Merseyside, Lancashire, Cumbria, Manchester and Cheshire would compromise one of the regions. The Regional Headquarters of Government would be built within the Regional Armed Forces Headquarters at Fulwood Barracks, Preston, which would have overall control.
For Manchester, Merseyside and Cheshire, the former concrete bunker of the air defense radar station at Hack Green near Nantwich was reportedly undergoing “secret and extensive renovation” as another operating base. The report states: “The county chief executive will normally be the county controller, working alongside county military and police commanders and supported, in facilitating the transition to unrepresentative government, by a committee of three councilors comprising exercise all the powers of the council will be theoretically vested”.
The report also states that during the “period of uncertainty leading up to the attack”, the UK government had already decided that it would broadcast any impending nuclear launches to the public as a means of preparing the public. A wartime broadcast service would broadcast information to help keep the public calm and would include helpful instructions on building things like shelters.
Do you love Greater Manchester’s past? Subscribe to our new nostalgia newsletter and don’t miss a thing.

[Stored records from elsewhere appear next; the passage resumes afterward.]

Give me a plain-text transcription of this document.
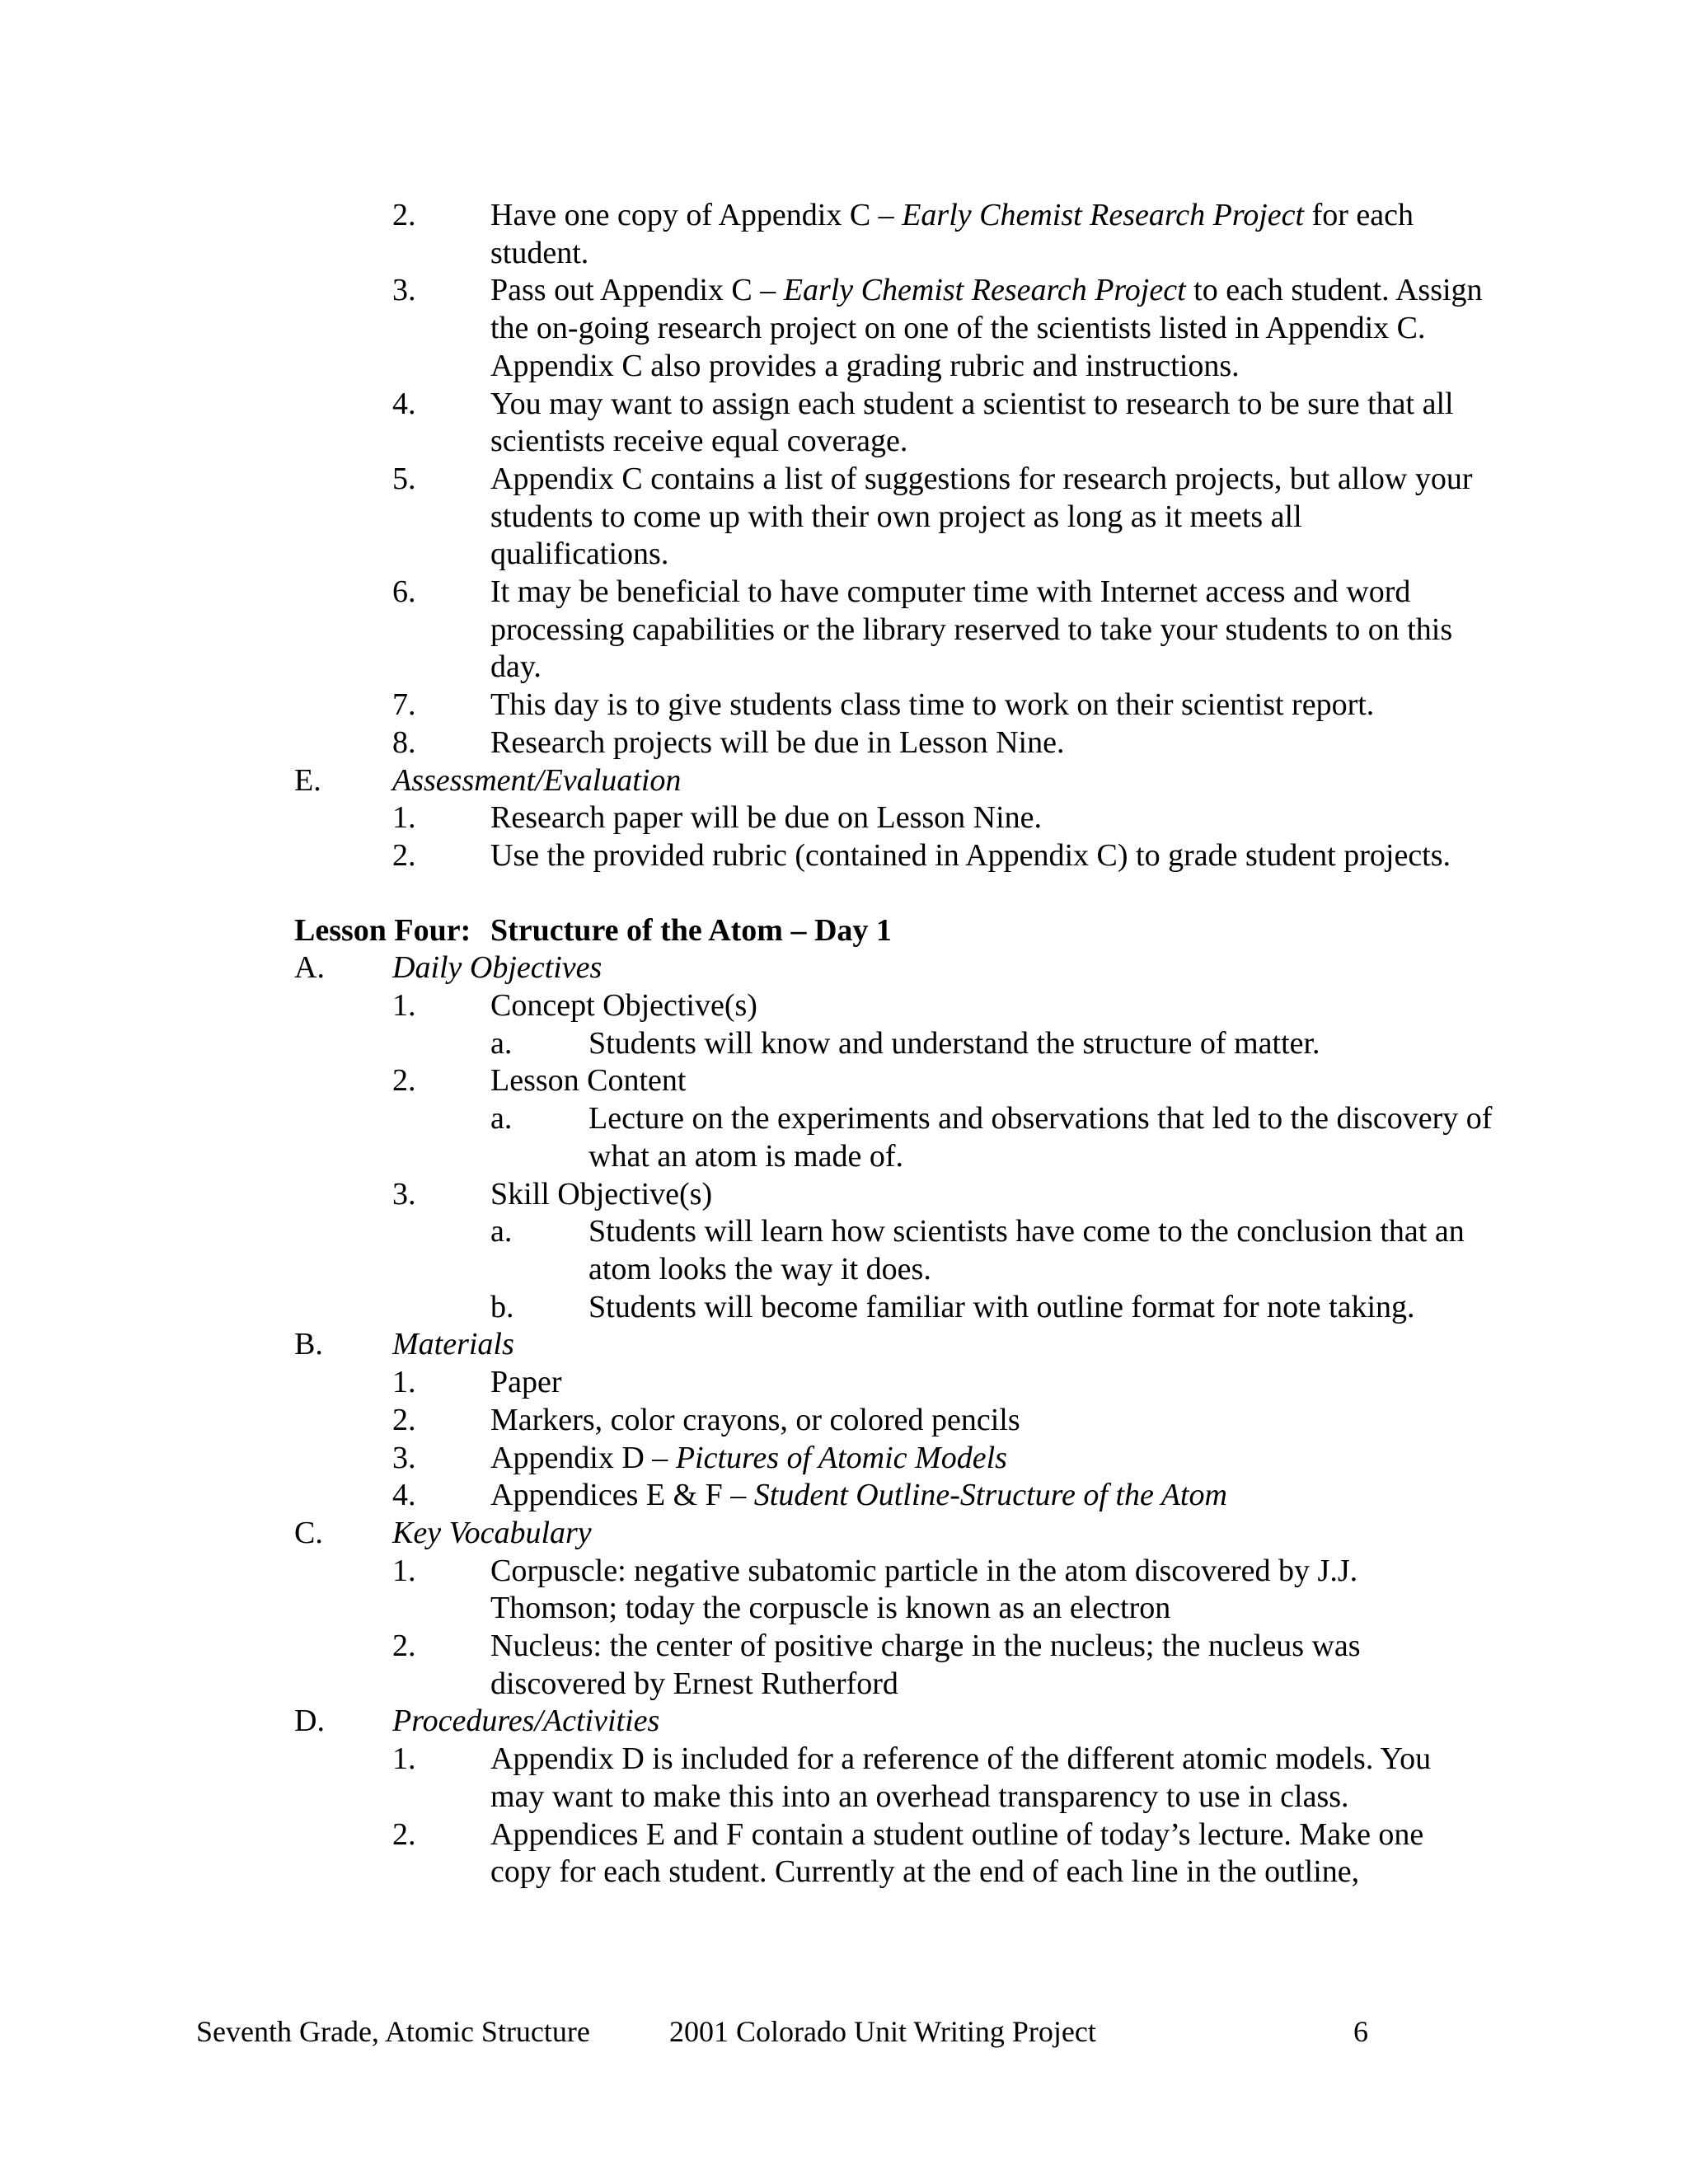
2. Have one copy of Appendix C – Early Chemist Research Project for each student.
3. Pass out Appendix C – Early Chemist Research Project to each student. Assign the on-going research project on one of the scientists listed in Appendix C. Appendix C also provides a grading rubric and instructions.
4. You may want to assign each student a scientist to research to be sure that all scientists receive equal coverage.
5. Appendix C contains a list of suggestions for research projects, but allow your students to come up with their own project as long as it meets all qualifications.
6. It may be beneficial to have computer time with Internet access and word processing capabilities or the library reserved to take your students to on this day.
7. This day is to give students class time to work on their scientist report.
8. Research projects will be due in Lesson Nine.
E. Assessment/Evaluation
1. Research paper will be due on Lesson Nine.
2. Use the provided rubric (contained in Appendix C) to grade student projects.
Lesson Four: Structure of the Atom – Day 1
A. Daily Objectives
1. Concept Objective(s)
a. Students will know and understand the structure of matter.
2. Lesson Content
a. Lecture on the experiments and observations that led to the discovery of what an atom is made of.
3. Skill Objective(s)
a. Students will learn how scientists have come to the conclusion that an atom looks the way it does.
b. Students will become familiar with outline format for note taking.
B. Materials
1. Paper
2. Markers, color crayons, or colored pencils
3. Appendix D – Pictures of Atomic Models
4. Appendices E & F – Student Outline-Structure of the Atom
C. Key Vocabulary
1. Corpuscle: negative subatomic particle in the atom discovered by J.J. Thomson; today the corpuscle is known as an electron
2. Nucleus: the center of positive charge in the nucleus; the nucleus was discovered by Ernest Rutherford
D. Procedures/Activities
1. Appendix D is included for a reference of the different atomic models. You may want to make this into an overhead transparency to use in class.
2. Appendices E and F contain a student outline of today’s lecture. Make one copy for each student. Currently at the end of each line in the outline,
Seventh Grade, Atomic Structure	2001 Colorado Unit Writing Project	6
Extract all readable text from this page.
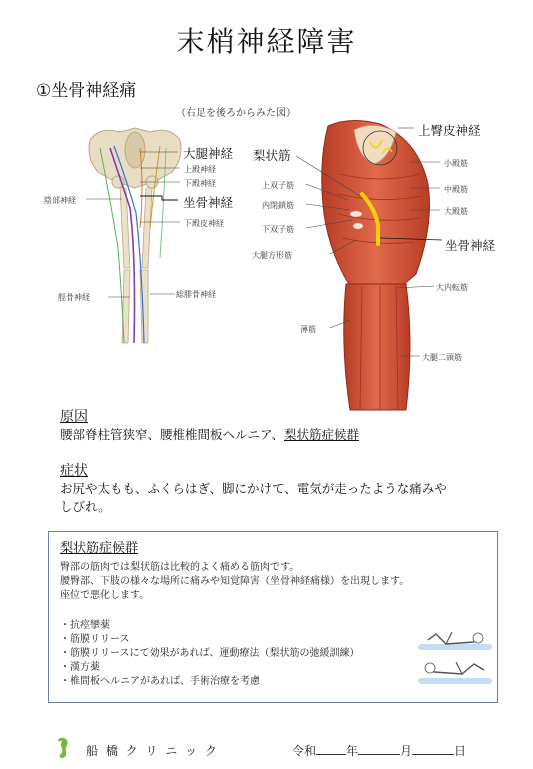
末梢神経障害
①坐骨神経痛
（右足を後ろからみた図）
大腿神経
上殿神経
下殿神経
陰部神経	坐骨神経
下殿皮神経
脛骨神経	総腓骨神経
梨状筋
上臀皮神経
小殿筋
上双子筋	中殿筋
内閉鎖筋
大殿筋
下双子筋
坐骨神経
大腿方形筋
大内転筋
薄筋
大腿二頭筋
原因
腰部脊柱管狭窄、腰椎椎間板ヘルニア、梨状筋症候群
症状
お尻や太もも、ふくらはぎ、脚にかけて、電気が走ったような痛みや
しびれ。
梨状筋症候群
臀部の筋肉では梨状筋は比較的よく痛める筋肉です。
腰臀部、下肢の様々な場所に痛みや知覚障害（坐骨神経痛様）を出現します。
座位で悪化します。
・抗痙攣薬
・筋膜リリース
・筋膜リリースにて効果があれば、運動療法（梨状筋の弛緩訓練）
・漢方薬
・椎間板ヘルニアがあれば、手術治療を考慮
船 橋 ク リ ニ ッ ク	令和	年	月	日
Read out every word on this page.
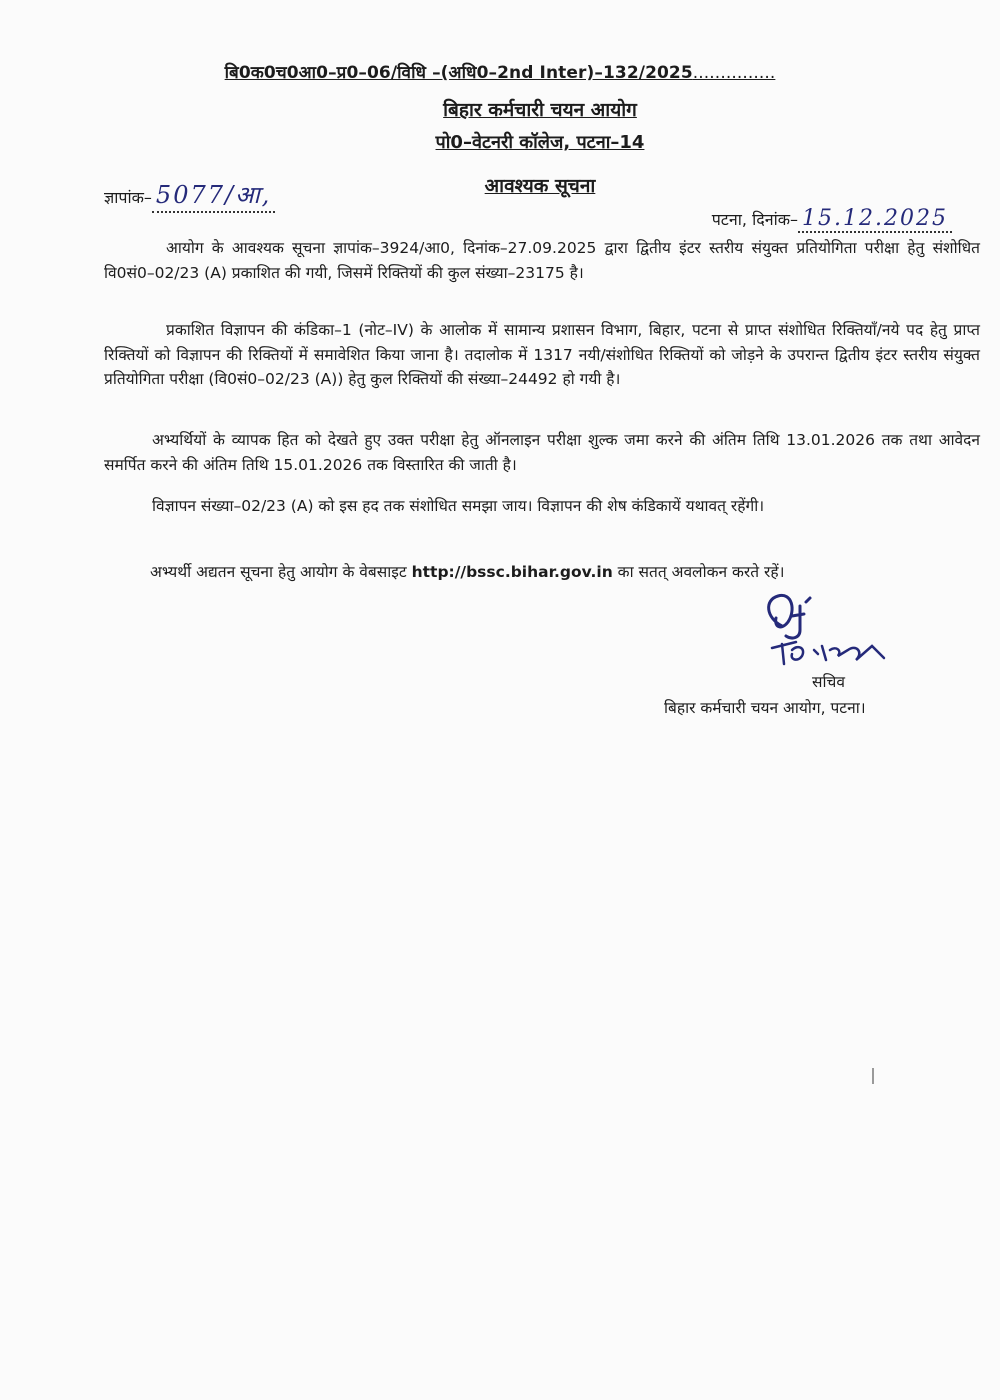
बि0क0च0आ0–प्र0–06/विधि –(अधि0–2nd Inter)–132/2025...............
बिहार कर्मचारी चयन आयोग
पो0–वेटनरी कॉलेज, पटना–14
आवश्यक सूचना
ज्ञापांक– 5077/आ,
पटना, दिनांक– 15.12.2025
आयोग के आवश्यक सूचना ज्ञापांक–3924/आ0, दिनांक–27.09.2025 द्वारा द्वितीय इंटर स्तरीय संयुक्त प्रतियोगिता परीक्षा हेतु संशोधित वि0सं0–02/23 (A) प्रकाशित की गयी, जिसमें रिक्तियों की कुल संख्या–23175 है।
प्रकाशित विज्ञापन की कंडिका–1 (नोट–IV) के आलोक में सामान्य प्रशासन विभाग, बिहार, पटना से प्राप्त संशोधित रिक्तियाँ/नये पद हेतु प्राप्त रिक्तियों को विज्ञापन की रिक्तियों में समावेशित किया जाना है। तदालोक में 1317 नयी/संशोधित रिक्तियों को जोड़ने के उपरान्त द्वितीय इंटर स्तरीय संयुक्त प्रतियोगिता परीक्षा (वि0सं0–02/23 (A)) हेतु कुल रिक्तियों की संख्या–24492 हो गयी है।
अभ्यर्थियों के व्यापक हित को देखते हुए उक्त परीक्षा हेतु ऑनलाइन परीक्षा शुल्क जमा करने की अंतिम तिथि 13.01.2026 तक तथा आवेदन समर्पित करने की अंतिम तिथि 15.01.2026 तक विस्तारित की जाती है।
विज्ञापन संख्या–02/23 (A) को इस हद तक संशोधित समझा जाय। विज्ञापन की शेष कंडिकायें यथावत् रहेंगी।
अभ्यर्थी अद्यतन सूचना हेतु आयोग के वेबसाइट http://bssc.bihar.gov.in का सतत् अवलोकन करते रहें।
सचिव
बिहार कर्मचारी चयन आयोग, पटना।
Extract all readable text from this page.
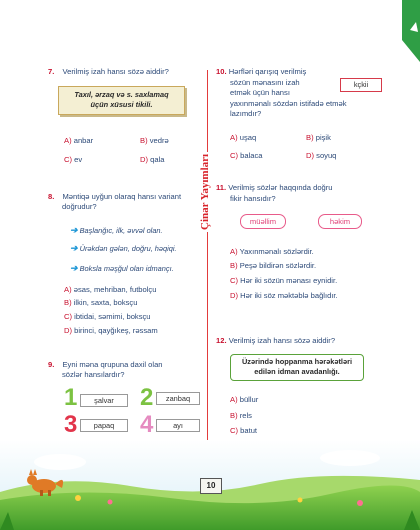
7. Verilmiş izah hansı sözə aiddir?
Taxıl, ərzaq və s. saxlamaq
üçün xüsusi tikili.
A) anbar	B) vedrə
C) ev	D) qala
8. Məntiqə uyğun olaraq hansı variant
doğrudur?
➔ Başlanğıc, ilk, əvvəl olan.
➔ Ürəkdən gələn, doğru, həqiqi.
➔ Boksla məşğul olan idmançı.
A) əsas, mehriban, futbolçu
B) ilkin, saxta, boksçu
C) ibtidai, səmimi, boksçu
D) birinci, qayğıkeş, rəssam
9. Eyni məna qrupuna daxil olan
sözlər hansılardır?
1	şalvar	2	zanbaq
3	papaq	4	ayı
Çinar Yayımları
10. Hərfləri qarışıq verilmiş
sözün mənasını izah
etmək üçün hansı
yaxınmənalı sözdən istifadə etmək
lazımdır?
kçkii
A) uşaq	B) pişik
C) balaca	D) soyuq
11. Verilmiş sözlər haqqında doğru
fikir hansıdır?
müəllim	həkim
A) Yaxınmənalı sözlərdir.
B) Peşə bildirən sözlərdir.
C) Hər iki sözün mənası eynidir.
D) Hər iki söz məktəblə bağlıdır.
12. Verilmiş izah hansı sözə aiddir?
Üzərində hoppanma hərəkətləri
edilən idman avadanlığı.
A) büllur
B) rels
C) batut
10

He predicted that in this period, large numbers of people from Manchester and Merseyside would ignore advice to stay at home and try to flee to more rural areas of the North West such as Cumbria, only to find that roads were closed and became essential military routes. . .
The plan states: “They will try to flee the cities, only to find that the main main roads are closed to become essential service routes for the state security services. The crowds will return to the main target areas like rats in a trap.
“Ugly riots are certain to develop in some areas as the full implications sink in. But as the last section made clear, police are already planning for such an eventuality to move in with sophisticated riot control technologies to reassure the public.”
Among the creation of regional government posts after an attack would be district food and food distribution officers, a scientific adviser, a communications officer and other roles to lead health, sanitation and, rather grimly, an officer responsible for the ‘ burial of the dead’. ‘. The report even cites the importance of requisitioning the school canteen service for emergency feeding of the surviving population.
Food distribution would also be under the control of the local government, something the plan suggests would be implemented within two weeks of a nuclear attack. The report states: “The current target is to provide 20 million people in Britain with ‘half a pint of stew-type food’ a day, cooked with burning rubbish; Cumbria hopes to add a cup of tea a day. According to reports, the The government estimates that people could survive on this type of diet for two years.
With the end of the Cold War came nuclear disarmament programs between the US, Russia and their allies. Experts now argue that other issues, such as global warming, are of more pressing and realistic concern than nuclear war.
But for those who grew up in the 1980s, even the slightest possibility that an attack could happen was a worrying moment. Looking back now, it is more fascinating how emergency plans could have been implemented 40 years ago, something that could never have been predicted by today’s communication technologies like the Internet, changes in global politics, and the increasing rise of private industry supplying many of the solutions in a modern world.
Does this story awaken any memories in you? Let us know in the comments section.